Kusche also appeared in films, for example Nackt wie Gott sie schuf (with Marisa Allasio and Ellen Schwiers), or took small roles in the movies, including A Summer You Will Never Forget (with Claus Biederstaedt, Karin Dor, Fita Benkhoff), Mein Mädchen ist ein Postillion (with his wife Christine Görner and the Kessler Twins). He appeared as a guest star in the cult series Klimbim 5 May 1976. In 1975, he appeared for the ZDF with Julia Migenes, Bruce Low and others in the role of the mayor in the operetta Viktoria und ihr Husar and also appeared in Noch ’ne Oper with Margit Schramm, Rudolf Schock and Ilse Werner.

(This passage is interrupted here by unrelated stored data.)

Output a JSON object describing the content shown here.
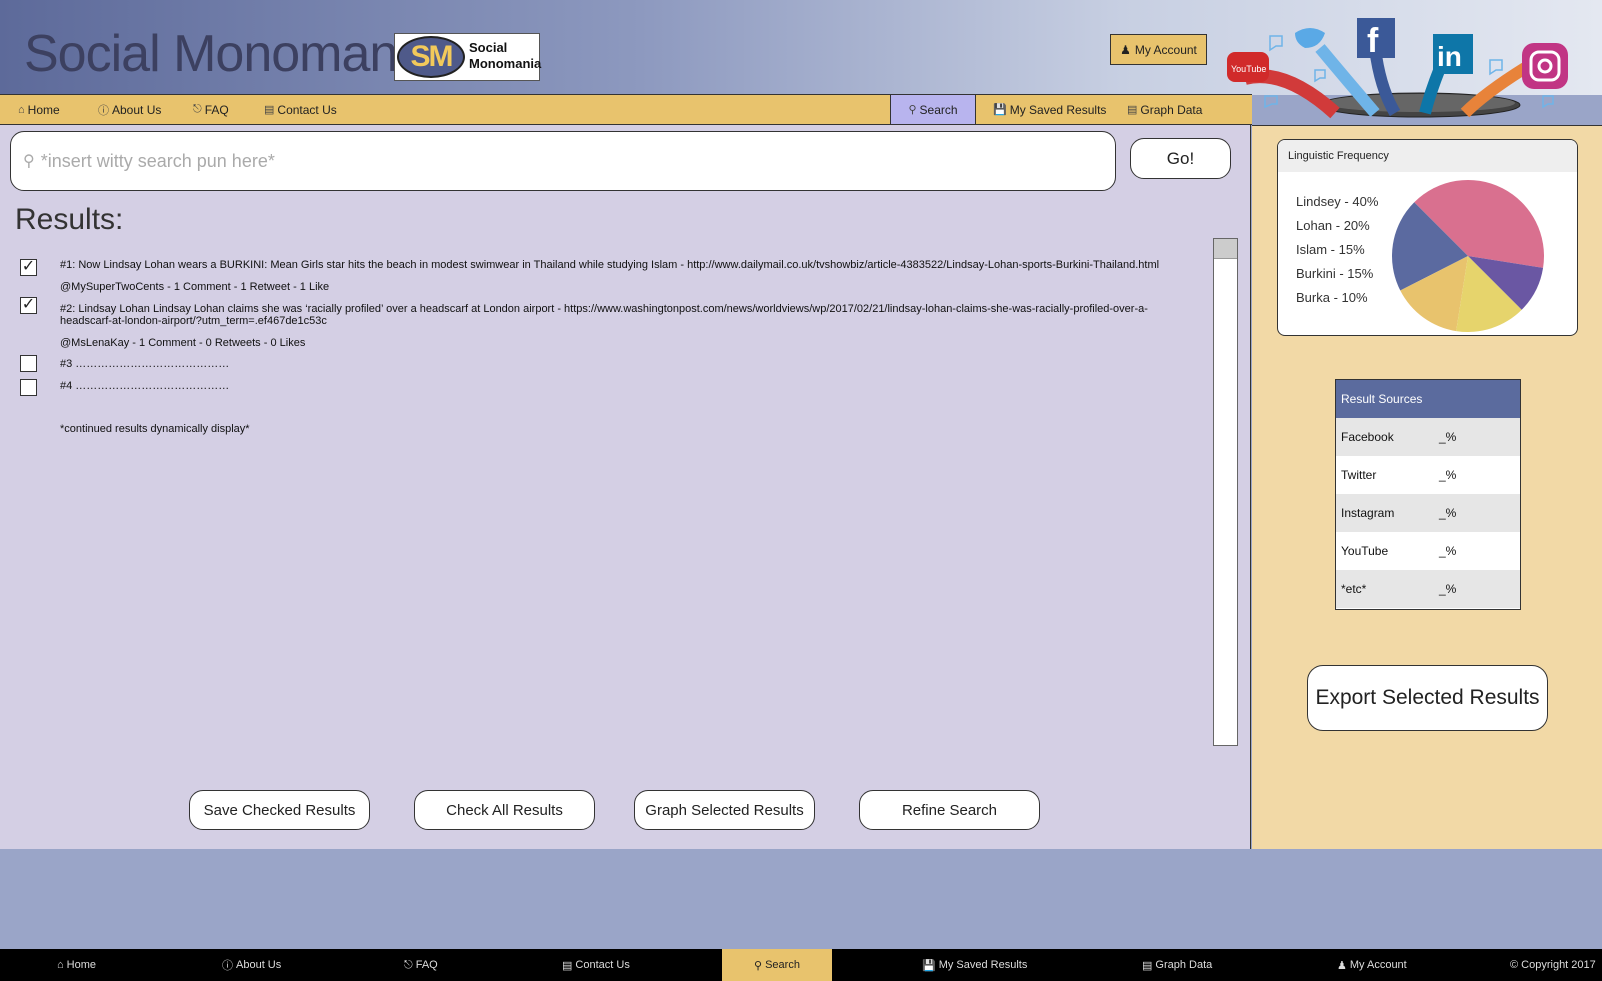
{
  "header": {
    "site_title": "Social Monomania",
    "logo_mark": "SM",
    "logo_text_line1": "Social",
    "logo_text_line2": "Monomania",
    "account_button": "My Account"
  },
  "nav": {
    "items": [
      {
        "label": "Home",
        "icon": "home-icon"
      },
      {
        "label": "About Us",
        "icon": "info-icon"
      },
      {
        "label": "FAQ",
        "icon": "question-icon"
      },
      {
        "label": "Contact Us",
        "icon": "contact-icon"
      },
      {
        "label": "Search",
        "icon": "search-icon"
      },
      {
        "label": "My Saved Results",
        "icon": "save-icon"
      },
      {
        "label": "Graph Data",
        "icon": "graph-icon"
      }
    ],
    "active": "Search"
  },
  "search": {
    "placeholder": "*insert witty search pun here*",
    "go_label": "Go!"
  },
  "results": {
    "heading": "Results:",
    "items": [
      {
        "checked": true,
        "text": "#1: Now Lindsay Lohan wears a BURKINI: Mean Girls star hits the beach in modest swimwear in Thailand while studying Islam - http://www.dailymail.co.uk/tvshowbiz/article-4383522/Lindsay-Lohan-sports-Burkini-Thailand.html",
        "meta": "@MySuperTwoCents - 1 Comment - 1 Retweet - 1 Like"
      },
      {
        "checked": true,
        "text": "#2: Lindsay Lohan  Lindsay Lohan claims she was ‘racially profiled’ over a headscarf at London airport - https://www.washingtonpost.com/news/worldviews/wp/2017/02/21/lindsay-lohan-claims-she-was-racially-profiled-over-a-headscarf-at-london-airport/?utm_term=.ef467de1c53c",
        "meta": "@MsLenaKay - 1 Comment - 0 Retweets - 0 Likes"
      },
      {
        "checked": false,
        "text": "#3 ……………………………………"
      },
      {
        "checked": false,
        "text": "#4 ……………………………………"
      }
    ],
    "continued_note": "*continued results dynamically display*"
  },
  "actions": {
    "save_checked": "Save Checked Results",
    "check_all": "Check All Results",
    "graph_selected": "Graph Selected Results",
    "refine": "Refine Search"
  },
  "sidebar": {
    "freq_title": "Linguistic Frequency",
    "freq_items": [
      {
        "label": "Lindsey - 40%",
        "value": 40,
        "color": "#d9708f"
      },
      {
        "label": "Lohan - 20%",
        "value": 20,
        "color": "#5b6aa0"
      },
      {
        "label": "Islam - 15%",
        "value": 15,
        "color": "#e8c36d"
      },
      {
        "label": "Burkini - 15%",
        "value": 15,
        "color": "#e6d46c"
      },
      {
        "label": "Burka - 10%",
        "value": 10,
        "color": "#6a57a3"
      }
    ],
    "sources_title": "Result Sources",
    "sources": [
      {
        "name": "Facebook",
        "pct": "_%"
      },
      {
        "name": "Twitter",
        "pct": "_%"
      },
      {
        "name": "Instagram",
        "pct": "_%"
      },
      {
        "name": "YouTube",
        "pct": "_%"
      },
      {
        "name": "*etc*",
        "pct": "_%"
      }
    ],
    "export_label": "Export Selected Results"
  },
  "footer": {
    "items": [
      "Home",
      "About Us",
      "FAQ",
      "Contact Us",
      "Search",
      "My Saved Results",
      "Graph Data",
      "My Account"
    ],
    "copyright": "© Copyright 2017"
  },
  "social_art_labels": {
    "youtube": "YouTube",
    "facebook": "f",
    "linkedin": "in"
  },
  "colors": {
    "accent": "#e8c36d",
    "nav_active": "#b8b4ee",
    "brand": "#5b6b9e"
  }
}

Kusche was a Bavarian Kammersänger and holder of the Bundesverdienstkreuz 1. Klasse and the Bavarian Order of Merit.

Kusche had a daughter Eveline from his first marriage. In 1960 he married the actress and soubrette Christine Görner. They were divorced in 1986. Christian Kusche-Tomasini, their son, works as a film composer in Italy.

== Recordings ==
=== Recordings ===
- Die Meistersinger von Nürnberg (with Rudolf Schock) (EMI)
- Die Kluge (EMI)
- Lulu (with Anneliese Rothenberger) (EMI)
- Don Giovanni (with George London)
- Gasparone 1956, with Josef Metternich, conductor Franz Marszalek
- Die Fledermaus 1976, conductor Carlos Kleiber (Deutsche Grammophon 457 765–2)
- Der Zigeunerbaron 1954, conductor Franz Marszalek (EMI / Ariola Eurodisc 71680/81 IE)
- Der fidele Bauer 1963, with Heinz Hoppe, Symphonie-Orchester Graunke, conductor Carl Michalski (EMI)
- Der Vogelhändler, with his wife Christine Görner (Amiga)
- Robert Stolz – Meine schönsten Melodien, with Christine Görner (Europa)
- Operetta excerpts, often with Christine Görner (EMI)
- Opera excerpts (BMG)

=== Recordings for radio and television ===
- Operette recordings Westdeutscher Rundfunk Cologne
- Zum Blauen Bock
- Klimbim
- Der Rosenkavalier, with Benno Kusche, Brigitte Fassbaender, Gwyneth Jones, Lucia Popp, Manfred Jungwirth, Anneliese Waas, David Thaw, Gudrun Wewezow, Francisco Araiza; director Otto Schenk, conductor Carlos Kleiber, orchestra und chorus of the Bayerische Staatsoper 1979)

== Literature ==
- Karl-Josef Kutsch, Leo Riemens: Großes Sängerlexikon. Erster Band: A–L, Bern/Stuttgart 1987, .
- Zum 90. Geburtstag des Bassbaritons Benno Kusche. in Süddeutsche Zeitung (30 January 2006).